Chlamydia can easily be diagnosed through laboratory tests like nucleic acid amplification tests.

A health specialist may take a urine sample or a vaginal sample and send it to a laboratory to check for bacteria that cause chlamydia.

It is an easy-to-treat condition, if not worsened with time. Antibiotics are highly effective in treating Chlamydia as it’s bacterial in nature. 

Healthcare professionals may prescribe antibiotics like Azithromycin or Doxycycline. All instructions should be carefully followed for a complete cure.

It might take up to two weeks for a full recovery. However, any permanent damage done cannot be reversed with medicines.

Since one can be repeatedly infected with Chlamydia, it is important to get tested again after three months.

?How To Prevent Getting Infected With Chlamydia? 

The easiest way to stay away from Chlamydia is to abstain from improper sexual activities.

To Prevent Getting Infected With Chlamydia

Since Chlamydia is transmitted through sexual contact, there are a few things to consider if you want to reduce the risk of getting infected. 

  • Using Barriers:

Always use barrier methods like condoms when engaging in sexual activities. It may reduce the risk of getting infected.

  • Getting Tested:

Regular screenings can enable early diagnosis and prevent further transmission of the bacteria. Early treatment makes it curable and prevents further complications that arise when the condition worsens. 

  • Open Communication Among Partners:

Have open discussions with your partner about using preventive methods. Having multiple partners can increase the risk of contracting and transmitting Chlamydia. 

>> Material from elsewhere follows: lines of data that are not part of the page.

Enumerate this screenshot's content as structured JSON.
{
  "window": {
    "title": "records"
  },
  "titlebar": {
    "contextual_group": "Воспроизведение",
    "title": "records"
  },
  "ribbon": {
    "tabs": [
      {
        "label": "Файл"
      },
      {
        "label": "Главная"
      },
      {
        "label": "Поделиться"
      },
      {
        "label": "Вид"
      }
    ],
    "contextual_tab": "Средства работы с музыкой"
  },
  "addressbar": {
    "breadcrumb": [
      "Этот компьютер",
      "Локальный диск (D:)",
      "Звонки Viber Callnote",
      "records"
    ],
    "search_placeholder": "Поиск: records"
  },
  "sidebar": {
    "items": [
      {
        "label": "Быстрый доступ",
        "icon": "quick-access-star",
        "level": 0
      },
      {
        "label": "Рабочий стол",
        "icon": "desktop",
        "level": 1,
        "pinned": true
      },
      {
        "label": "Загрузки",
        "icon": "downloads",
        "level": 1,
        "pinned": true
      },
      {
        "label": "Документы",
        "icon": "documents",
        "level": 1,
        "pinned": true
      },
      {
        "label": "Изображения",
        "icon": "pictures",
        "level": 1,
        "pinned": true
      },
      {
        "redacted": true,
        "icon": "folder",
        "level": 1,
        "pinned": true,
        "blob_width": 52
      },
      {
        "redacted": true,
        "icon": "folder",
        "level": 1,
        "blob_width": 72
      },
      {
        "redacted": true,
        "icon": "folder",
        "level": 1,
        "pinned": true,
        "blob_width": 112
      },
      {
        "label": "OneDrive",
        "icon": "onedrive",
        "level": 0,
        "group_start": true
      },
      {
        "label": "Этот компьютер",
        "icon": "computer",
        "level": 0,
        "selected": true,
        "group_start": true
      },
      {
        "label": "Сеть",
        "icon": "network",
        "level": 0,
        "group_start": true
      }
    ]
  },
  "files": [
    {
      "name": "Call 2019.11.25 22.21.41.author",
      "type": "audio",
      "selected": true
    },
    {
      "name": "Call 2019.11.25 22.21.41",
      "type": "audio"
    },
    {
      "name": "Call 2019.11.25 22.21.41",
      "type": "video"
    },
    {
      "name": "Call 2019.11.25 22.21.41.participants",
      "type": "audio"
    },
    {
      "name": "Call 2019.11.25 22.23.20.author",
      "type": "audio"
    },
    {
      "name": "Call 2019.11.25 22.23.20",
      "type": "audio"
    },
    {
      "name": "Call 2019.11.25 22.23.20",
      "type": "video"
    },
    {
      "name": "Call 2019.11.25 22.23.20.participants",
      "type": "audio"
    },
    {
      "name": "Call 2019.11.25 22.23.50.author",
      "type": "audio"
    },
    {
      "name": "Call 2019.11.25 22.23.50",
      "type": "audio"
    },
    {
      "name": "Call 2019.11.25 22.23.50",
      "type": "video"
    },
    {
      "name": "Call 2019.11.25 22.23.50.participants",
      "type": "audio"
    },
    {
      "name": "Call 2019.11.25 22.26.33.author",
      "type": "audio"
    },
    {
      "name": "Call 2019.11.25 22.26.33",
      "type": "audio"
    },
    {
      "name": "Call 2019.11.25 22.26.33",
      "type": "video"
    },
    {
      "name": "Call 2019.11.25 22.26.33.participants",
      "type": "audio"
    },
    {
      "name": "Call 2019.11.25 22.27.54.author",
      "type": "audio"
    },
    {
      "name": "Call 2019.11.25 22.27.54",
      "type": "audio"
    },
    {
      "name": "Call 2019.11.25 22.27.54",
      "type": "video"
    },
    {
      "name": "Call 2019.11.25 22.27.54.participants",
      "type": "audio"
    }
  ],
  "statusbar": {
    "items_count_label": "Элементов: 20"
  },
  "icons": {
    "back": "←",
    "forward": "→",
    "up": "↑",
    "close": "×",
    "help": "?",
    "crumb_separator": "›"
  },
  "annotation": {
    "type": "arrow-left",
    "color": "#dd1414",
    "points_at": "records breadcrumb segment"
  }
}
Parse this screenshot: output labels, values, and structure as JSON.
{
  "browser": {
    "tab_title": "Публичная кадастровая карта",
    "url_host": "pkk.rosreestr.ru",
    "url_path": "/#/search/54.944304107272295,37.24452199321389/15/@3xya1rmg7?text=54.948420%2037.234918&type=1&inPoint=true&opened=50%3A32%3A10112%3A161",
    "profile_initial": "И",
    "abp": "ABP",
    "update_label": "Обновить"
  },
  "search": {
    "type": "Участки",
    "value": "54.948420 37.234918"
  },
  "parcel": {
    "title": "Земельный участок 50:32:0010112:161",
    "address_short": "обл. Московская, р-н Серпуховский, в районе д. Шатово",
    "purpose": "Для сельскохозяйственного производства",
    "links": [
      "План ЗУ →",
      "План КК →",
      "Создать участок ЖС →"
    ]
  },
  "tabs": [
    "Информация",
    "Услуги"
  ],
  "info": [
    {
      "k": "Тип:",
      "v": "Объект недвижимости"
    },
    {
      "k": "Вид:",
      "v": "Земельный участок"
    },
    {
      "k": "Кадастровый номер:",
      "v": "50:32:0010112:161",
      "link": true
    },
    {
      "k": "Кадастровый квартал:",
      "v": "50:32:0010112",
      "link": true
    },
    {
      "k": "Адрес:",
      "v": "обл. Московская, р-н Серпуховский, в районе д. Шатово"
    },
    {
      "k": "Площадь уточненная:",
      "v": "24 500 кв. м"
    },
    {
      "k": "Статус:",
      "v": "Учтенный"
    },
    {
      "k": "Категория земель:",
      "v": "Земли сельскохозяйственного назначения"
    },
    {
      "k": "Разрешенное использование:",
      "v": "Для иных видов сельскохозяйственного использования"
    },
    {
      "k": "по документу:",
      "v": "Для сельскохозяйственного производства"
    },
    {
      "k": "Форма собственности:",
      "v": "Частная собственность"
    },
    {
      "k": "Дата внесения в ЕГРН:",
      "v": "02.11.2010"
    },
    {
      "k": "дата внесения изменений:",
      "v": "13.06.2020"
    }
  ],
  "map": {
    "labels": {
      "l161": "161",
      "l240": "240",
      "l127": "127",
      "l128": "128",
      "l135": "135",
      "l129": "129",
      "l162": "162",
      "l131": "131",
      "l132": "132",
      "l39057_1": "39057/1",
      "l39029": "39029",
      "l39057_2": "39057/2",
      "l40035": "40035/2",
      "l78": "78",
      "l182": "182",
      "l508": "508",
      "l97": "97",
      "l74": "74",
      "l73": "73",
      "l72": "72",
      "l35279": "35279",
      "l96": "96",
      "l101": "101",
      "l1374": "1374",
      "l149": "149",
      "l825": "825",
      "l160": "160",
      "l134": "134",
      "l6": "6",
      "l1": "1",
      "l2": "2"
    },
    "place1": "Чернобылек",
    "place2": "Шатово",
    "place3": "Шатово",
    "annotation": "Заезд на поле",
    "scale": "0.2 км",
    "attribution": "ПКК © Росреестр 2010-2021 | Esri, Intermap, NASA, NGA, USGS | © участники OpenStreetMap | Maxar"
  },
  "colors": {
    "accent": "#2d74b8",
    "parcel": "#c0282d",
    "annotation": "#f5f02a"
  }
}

  • Monogamous Relationship:

Always opt for a monogamous relationship to prevent chlamydia or any other infections. Having multiple partners might increase the risk of being infected and transmitting the infection to more people. 

Bottom Line

Talking about sexually transmitted diseases has long been considered taboo. But it only shoves people further toward developing adverse health conditions, depression, and ruined lives.

Often, people are ignorant regarding the health risks they are subjecting themselves to, through improper and unhygienic sexual practices.

Sexually transmitted infections must be openly conversed about with healthcare providers in order to treat and take necessary precautions in the future.

Getting infected with a sexually transmitted disease will not wreck one’s life. But choosing to stay heedless surely will.